En 2013, on découvrait les Strypes en première partie d’
Arctic Monkeys à Forest National. Quatre boutonneux qui avaient l’argent mais pas l’âge pour s’acheter une bière au bar de la salle. Quatre ados nostalgiques d’un son blues-rock cher aux débuts des Rolling Stones. Déjà virtuoses à l’époque, ils ont grandi et, mis à part l’insupportable bassiste au comportement puéril, dépassé ce qu’on pourrait appeler « l’âge bête ».
Ainsi, le chanteur Ross Farrelly au costume à carreaux et aux inamovibles lunettes de soleil, a trouvé cette attitude de frontman qui lui confère assurance et crédibilité, entre Suggs et Alex Turner. Il se concentre sur le chant (et sur les parties d’harmonica), laissant à ses compères le soin de mettre ses textes en musique analogique. Et à ce niveau-là, on ne peut rien leur reprocher tant tout est hyper pro, d’une puissance insoupçonnée et sans le moindre répit (le premier break n’interviendra qu’après… quarante-cinq bonnes minutes). Outre les extraits de « Spitting Image », leur récente troisième plaque, on retiendra la réinterprétation mature de titres plus anciens comme « Blue Collar Jane » et « Scumbag City », sans oublier ces quelques mesures du « Psycho Killer » des Talking Heads au milieu de « Still Gonna Drive You Home ». Tout n’est donc pas perdu pour ces jeunes pousses…
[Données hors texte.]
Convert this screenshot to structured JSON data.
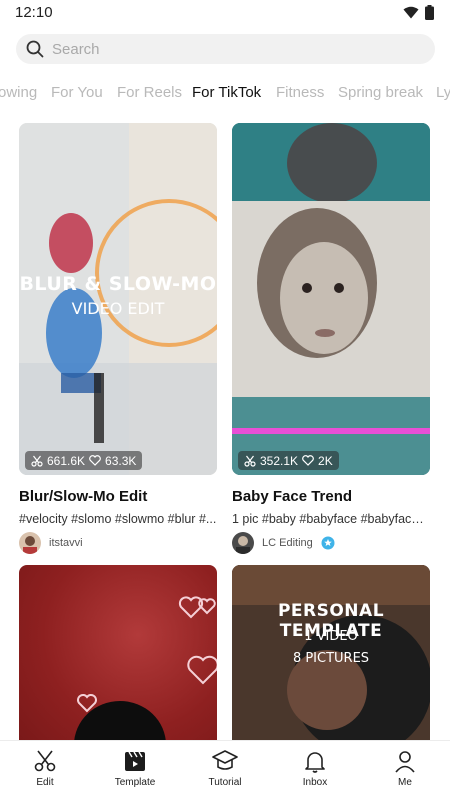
{
  "status_bar": {
    "time": "12:10",
    "icons": [
      "wifi-icon",
      "battery-icon"
    ]
  },
  "search": {
    "placeholder": "Search"
  },
  "tabs": [
    {
      "label": "owing",
      "active": false
    },
    {
      "label": "For You",
      "active": false
    },
    {
      "label": "For Reels",
      "active": false
    },
    {
      "label": "For TikTok",
      "active": true
    },
    {
      "label": "Fitness",
      "active": false
    },
    {
      "label": "Spring break",
      "active": false
    },
    {
      "label": "Ly",
      "active": false
    }
  ],
  "cards": [
    {
      "title": "Blur/Slow-Mo Edit",
      "tags": "#velocity #slomo #slowmo #blur #...",
      "author": "itstavvi",
      "uses": "661.6K",
      "likes": "63.3K",
      "overlay_line1": "BLUR & SLOW-MO",
      "overlay_line2": "VIDEO EDIT"
    },
    {
      "title": "Baby Face Trend",
      "tags": "1 pic #baby #babyface #babyfacetr...",
      "author": "LC Editing",
      "uses": "352.1K",
      "likes": "2K"
    },
    {
      "title": "",
      "tags": "",
      "author": ""
    },
    {
      "overlay_line1": "PERSONAL TEMPLATE",
      "overlay_line2": "1 VIDEO",
      "overlay_line3": "8 PICTURES"
    }
  ],
  "bottom_nav": [
    {
      "label": "Edit",
      "icon": "scissors-icon"
    },
    {
      "label": "Template",
      "icon": "template-icon",
      "active": true
    },
    {
      "label": "Tutorial",
      "icon": "graduation-cap-icon"
    },
    {
      "label": "Inbox",
      "icon": "bell-icon"
    },
    {
      "label": "Me",
      "icon": "person-icon"
    }
  ],
  "colors": {
    "accent": "#1c1c1c",
    "verified": "#3fb3e8",
    "tab_inactive": "#b9b9b9"
  }
}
On n’en a pas encore parlé, mais les organisateurs ont dû faire face à un contretemps fâcheux avec l’annulation de Solange, l’une des têtes d’affiche de la journée. Celle-ci a été remplacée au pied levé par Gucci Mane… qui a raté son avion et qui est donc monté sur scène plus tard, chamboulant du même coup les horaires de la Last Arena. Compréhensif, Pacal Arbez alias Vitalic a adapté son emploi du temps et a gratifié les festivaliers de son show au visuel particulièrement réussi un peu plus tôt que prévu. Un show auquel il est difficile de ne pas succomber tant le producteur aligne les hits même si ceux de « Voyager », son quatrième album, ont un peu plus de mal à faire l’unanimité. On pourrait peut-être lui reprocher de n’occuper que partiellement la scène (juste lui derrière sa console) mais ce n’est qu’en assistant à la prestation de Justice le dimanche que l’on s’en rendra vraiment compte.
Un petit coup d’oreille au set de l’influent producteur Norvégien Todd Terje et il était temps de quitter la plaine de la machine à feu en prévision d’un vendredi qui s’annonçait dantesque.